My coffee mate, retired Lt. Col. Jack Eskenazi, former bombardier and cruise control repairman, places a dollar bill on the walls of his merchant friends who worry about everything merchantary.

“Here’s a dollar. Let me put it on your wall. When you start to feel your worry coming on, call me and I’ll remind you that you’re all paid up, ’cuz there’s really nothing to worry about.”

Jack ought to know. He can drive all the way to Bellingham with his head down and doesn’t worry about it one bit.

One of my favorite authors is Raymond Charles Barker. “The Power of Decision,” Barker’s classic published

40 years ago, offers this thought provoker on page three:

“Troubles result when an unintelligent factor is introduced into a field of intelligent activity.

Worry is an unintelligent factor, as are fear, hate and resentment.

This list could include all the negatives known to man.

Here is the birth of the problem.

Worry is the gestation period during which a negative situation is produced by man’s thought and appears in his experience as a problem.”

Those preceding 65 words are a mind- full.

When was the last time you worried about something?

Why?

So what if gas prices suck?

So what if rice prices are boiling?

Why worry about what my neighbor does with his trees?

This morning I did that Ben Franklin thing.

No, not the thing with a kite, but the thing where Ben made a decision by dividing a piece of paper in halves, with a plus sign at the top of one side and a minus side at the top of the other.

Sort of a pros-and-cons ledger in the analysis of a problem or concern.

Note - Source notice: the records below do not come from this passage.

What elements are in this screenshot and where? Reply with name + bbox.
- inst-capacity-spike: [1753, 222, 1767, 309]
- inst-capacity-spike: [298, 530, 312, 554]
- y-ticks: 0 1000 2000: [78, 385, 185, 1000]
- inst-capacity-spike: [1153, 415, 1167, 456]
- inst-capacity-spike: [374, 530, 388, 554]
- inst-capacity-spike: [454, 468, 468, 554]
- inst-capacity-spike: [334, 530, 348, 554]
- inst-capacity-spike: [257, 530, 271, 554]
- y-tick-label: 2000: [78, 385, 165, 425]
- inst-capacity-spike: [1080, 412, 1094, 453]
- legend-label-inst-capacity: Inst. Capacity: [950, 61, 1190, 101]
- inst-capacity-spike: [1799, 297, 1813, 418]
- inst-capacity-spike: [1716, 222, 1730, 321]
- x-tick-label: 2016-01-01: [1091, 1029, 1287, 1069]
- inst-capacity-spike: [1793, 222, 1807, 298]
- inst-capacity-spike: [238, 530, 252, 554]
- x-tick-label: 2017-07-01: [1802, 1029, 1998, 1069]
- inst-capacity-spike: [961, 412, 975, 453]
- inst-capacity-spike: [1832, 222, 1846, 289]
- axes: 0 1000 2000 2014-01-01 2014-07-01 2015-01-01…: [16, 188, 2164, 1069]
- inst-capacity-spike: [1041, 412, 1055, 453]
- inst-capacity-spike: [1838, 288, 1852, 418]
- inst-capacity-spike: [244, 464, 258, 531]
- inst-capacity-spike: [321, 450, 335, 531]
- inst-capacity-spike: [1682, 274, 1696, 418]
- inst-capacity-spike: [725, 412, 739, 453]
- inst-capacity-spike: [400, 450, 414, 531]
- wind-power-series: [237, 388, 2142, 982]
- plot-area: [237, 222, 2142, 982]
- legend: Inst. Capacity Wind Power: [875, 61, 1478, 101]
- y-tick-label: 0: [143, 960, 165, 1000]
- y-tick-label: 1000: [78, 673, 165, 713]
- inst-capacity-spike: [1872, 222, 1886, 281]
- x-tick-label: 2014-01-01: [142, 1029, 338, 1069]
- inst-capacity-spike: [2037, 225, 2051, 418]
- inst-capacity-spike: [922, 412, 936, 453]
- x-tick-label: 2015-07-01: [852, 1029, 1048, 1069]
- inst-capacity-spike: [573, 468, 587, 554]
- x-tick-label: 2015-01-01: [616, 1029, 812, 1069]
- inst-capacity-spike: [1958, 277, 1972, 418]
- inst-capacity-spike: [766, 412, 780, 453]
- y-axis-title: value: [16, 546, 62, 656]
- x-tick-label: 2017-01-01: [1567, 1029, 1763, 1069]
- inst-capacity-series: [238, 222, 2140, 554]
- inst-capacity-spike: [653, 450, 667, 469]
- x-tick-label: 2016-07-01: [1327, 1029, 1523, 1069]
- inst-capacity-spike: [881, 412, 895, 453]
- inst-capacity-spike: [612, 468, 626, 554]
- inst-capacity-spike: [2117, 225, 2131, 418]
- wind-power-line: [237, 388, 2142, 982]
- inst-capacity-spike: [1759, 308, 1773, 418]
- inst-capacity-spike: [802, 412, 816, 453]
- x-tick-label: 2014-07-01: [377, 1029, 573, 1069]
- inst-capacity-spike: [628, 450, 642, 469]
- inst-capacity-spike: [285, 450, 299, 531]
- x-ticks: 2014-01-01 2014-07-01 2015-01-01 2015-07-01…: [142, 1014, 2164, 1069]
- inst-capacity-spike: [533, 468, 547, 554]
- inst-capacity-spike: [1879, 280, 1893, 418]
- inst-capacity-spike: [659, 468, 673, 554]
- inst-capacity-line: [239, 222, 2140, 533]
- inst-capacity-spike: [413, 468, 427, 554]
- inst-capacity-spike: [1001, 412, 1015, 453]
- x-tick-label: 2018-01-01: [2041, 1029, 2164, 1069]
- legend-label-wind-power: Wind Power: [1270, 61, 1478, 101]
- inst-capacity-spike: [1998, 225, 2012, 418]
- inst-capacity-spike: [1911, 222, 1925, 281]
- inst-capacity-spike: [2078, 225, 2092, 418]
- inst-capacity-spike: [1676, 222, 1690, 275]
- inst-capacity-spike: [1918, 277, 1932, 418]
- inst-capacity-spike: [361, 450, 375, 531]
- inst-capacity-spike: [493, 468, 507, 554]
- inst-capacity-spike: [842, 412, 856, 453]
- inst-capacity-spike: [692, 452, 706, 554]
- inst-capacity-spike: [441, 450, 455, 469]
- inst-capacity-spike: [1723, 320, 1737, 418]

At the top of the page I asked this question: What good and what bad will it do for me to worry about this particular concern?

Guess what?

I had no entries on the plus side of the ledger.

Nada.

Zip.

Zero.

There was nothing good about worrying about any subject, any person or anything.

Oh my. What to do next?

Maybe I should call someone.

Surely they have something to worry about, even if I don’t.